DNA Ligase IV Guides End-Processing Choice during Nonhomologous End Joining
Michael P. Conlin,
Dylan A. Reid,
George W. Small,
Howard H. Chang,
Go Watanabe,
Michael R. Lieber,
Dale A. Ramsden,
Eli Rothenberg
Affiliations
Michael P. Conlin
Lineberger Comprehensive Cancer Center, Curriculum in Genetics and Molecular Biology, and Department of Biochemistry and Biophysics, University of North Carolina, Chapel Hill, NC 27599, USA
Dylan A. Reid
Department of Biochemistry and Molecular Pharmacology, New York University School of Medicine, New York, NY 10016, USA
George W. Small
Lineberger Comprehensive Cancer Center, Curriculum in Genetics and Molecular Biology, and Department of Biochemistry and Biophysics, University of North Carolina, Chapel Hill, NC 27599, USA
Howard H. Chang
University of Southern California Keck School of Medicine, Norris Comprehensive Cancer Center, Los Angeles, CA 90033, USA
Go Watanabe
University of Southern California Keck School of Medicine, Norris Comprehensive Cancer Center, Los Angeles, CA 90033, USA
Michael R. Lieber
University of Southern California Keck School of Medicine, Norris Comprehensive Cancer Center, Los Angeles, CA 90033, USA
Dale A. Ramsden
Lineberger Comprehensive Cancer Center, Curriculum in Genetics and Molecular Biology, and Department of Biochemistry and Biophysics, University of North Carolina, Chapel Hill, NC 27599, USA
Eli Rothenberg
Department of Biochemistry and Molecular Pharmacology, New York University School of Medicine, New York, NY 10016, USA
Nonhomologous end joining (NHEJ) must adapt to diverse end structures during repair of chromosome breaks.
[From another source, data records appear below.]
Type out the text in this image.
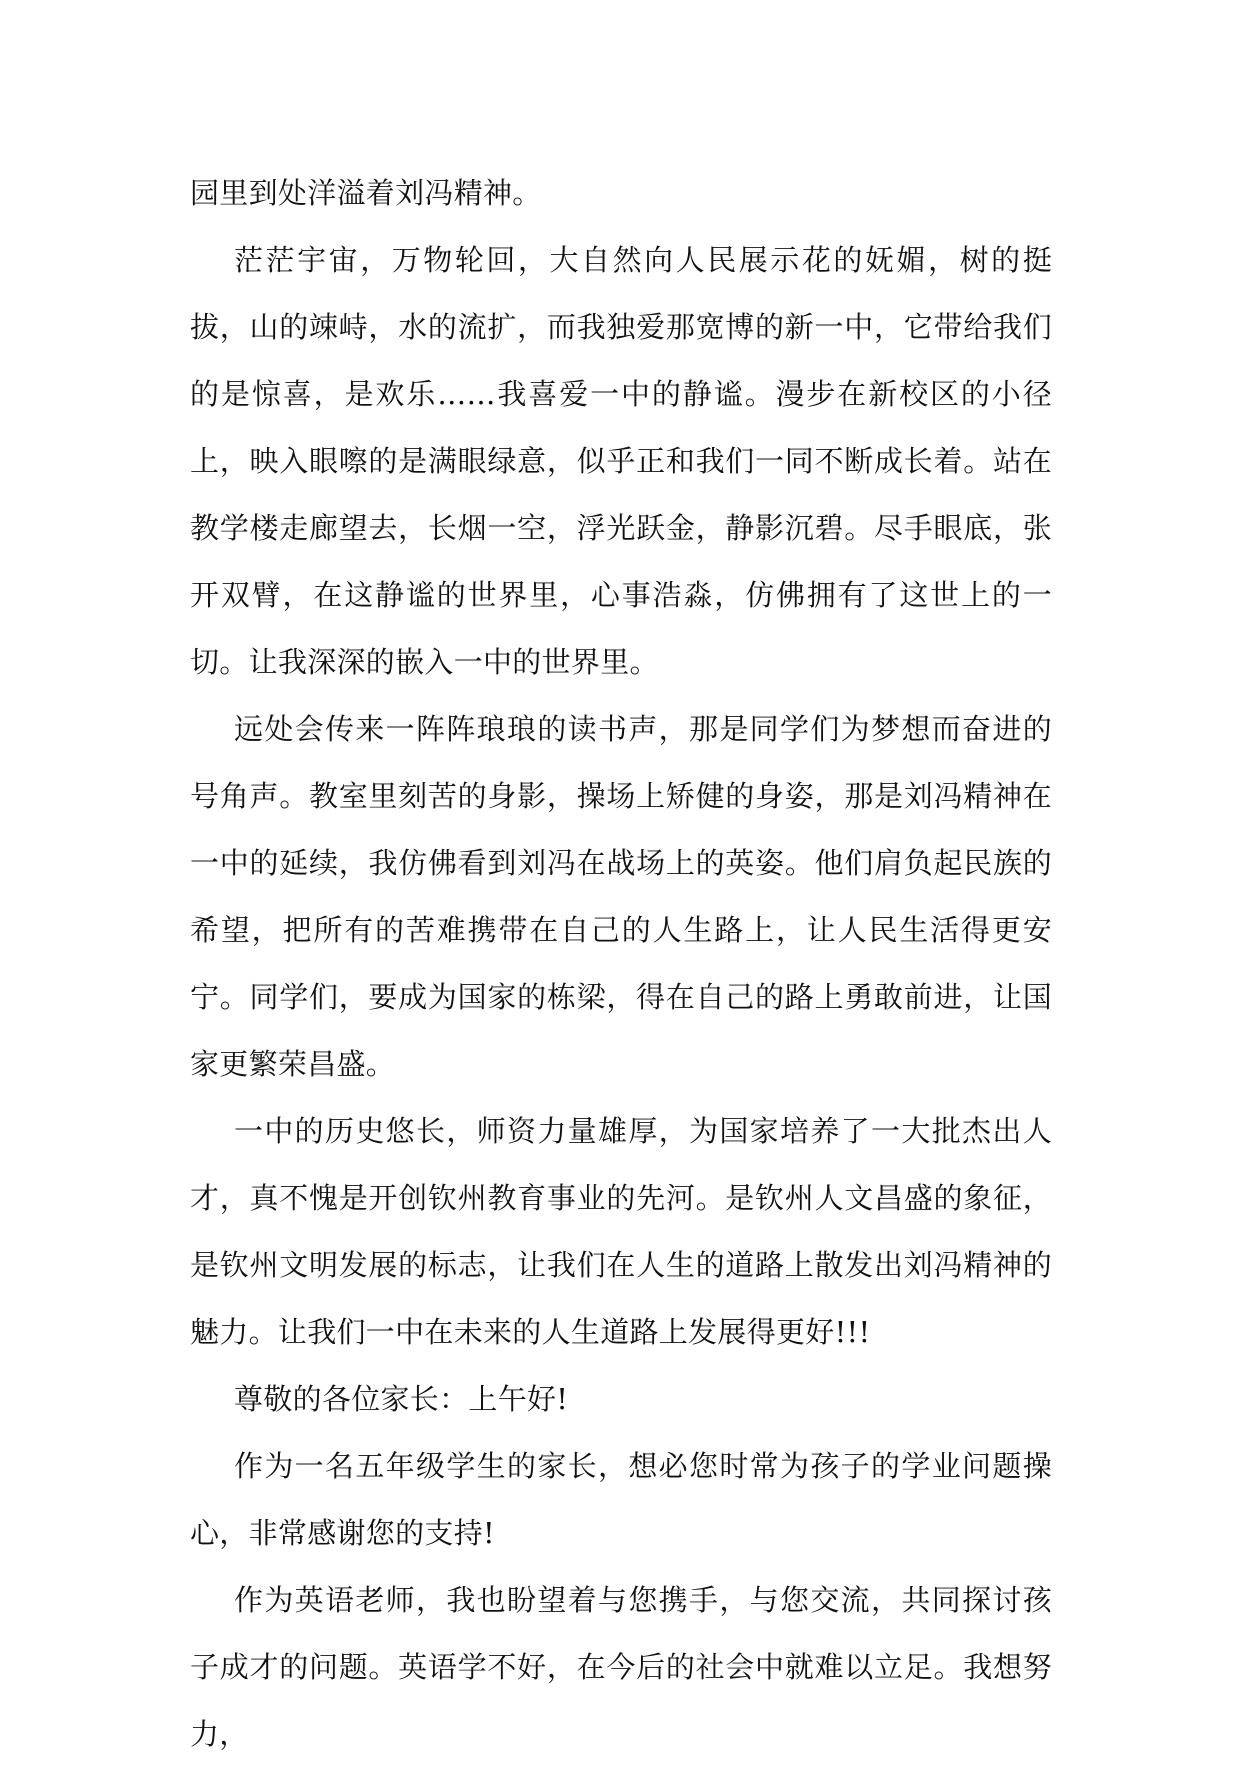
园里到处洋溢着刘冯精神。

茫茫宇宙，万物轮回，大自然向人民展示花的妩媚，树的挺拔，山的竦峙，水的流扩，而我独爱那宽博的新一中，它带给我们的是惊喜，是欢乐……我喜爱一中的静谧。漫步在新校区的小径上，映入眼嚓的是满眼绿意，似乎正和我们一同不断成长着。站在教学楼走廊望去，长烟一空，浮光跃金，静影沉碧。尽手眼底，张开双臂，在这静谧的世界里，心事浩淼，仿佛拥有了这世上的一切。让我深深的嵌入一中的世界里。

远处会传来一阵阵琅琅的读书声，那是同学们为梦想而奋进的号角声。教室里刻苦的身影，操场上矫健的身姿，那是刘冯精神在一中的延续，我仿佛看到刘冯在战场上的英姿。他们肩负起民族的希望，把所有的苦难携带在自己的人生路上，让人民生活得更安宁。同学们，要成为国家的栋梁，得在自己的路上勇敢前进，让国家更繁荣昌盛。

一中的历史悠长，师资力量雄厚，为国家培养了一大批杰出人才，真不愧是开创钦州教育事业的先河。是钦州人文昌盛的象征，是钦州文明发展的标志，让我们在人生的道路上散发出刘冯精神的魅力。让我们一中在未来的人生道路上发展得更好!!!

尊敬的各位家长：上午好!

作为一名五年级学生的家长，想必您时常为孩子的学业问题操心，非常感谢您的支持!

作为英语老师，我也盼望着与您携手，与您交流，共同探讨孩子成才的问题。英语学不好，在今后的社会中就难以立足。我想努力，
Here, we investigate the mechanistic basis for this flexibility. DNA ends are aligned in a paired-end complex (PEC) by Ku, XLF, XRCC4, and DNA ligase IV (LIG4); we show by single-molecule analysis how terminal mispairs lead to mobilization of ends within PECs and consequent sampling of more end-alignment configurations. This remodeling is essential for direct ligation of damaged and mispaired ends during cellular NHEJ, since remodeling and ligation of such ends both require a LIG4-specific structural motif, insert1. Insert1 is also required for PEC remodeling that enables nucleolytic processing when end structures block direct ligation. Accordingly, cells expressing LIG4 lacking insert1 are sensitive to ionizing radiation. Cellular NHEJ of diverse ends thus identifies the steps necessary for repair through LIG4-mediated sensing of differences in end structure and consequent dynamic remodeling of aligned ends.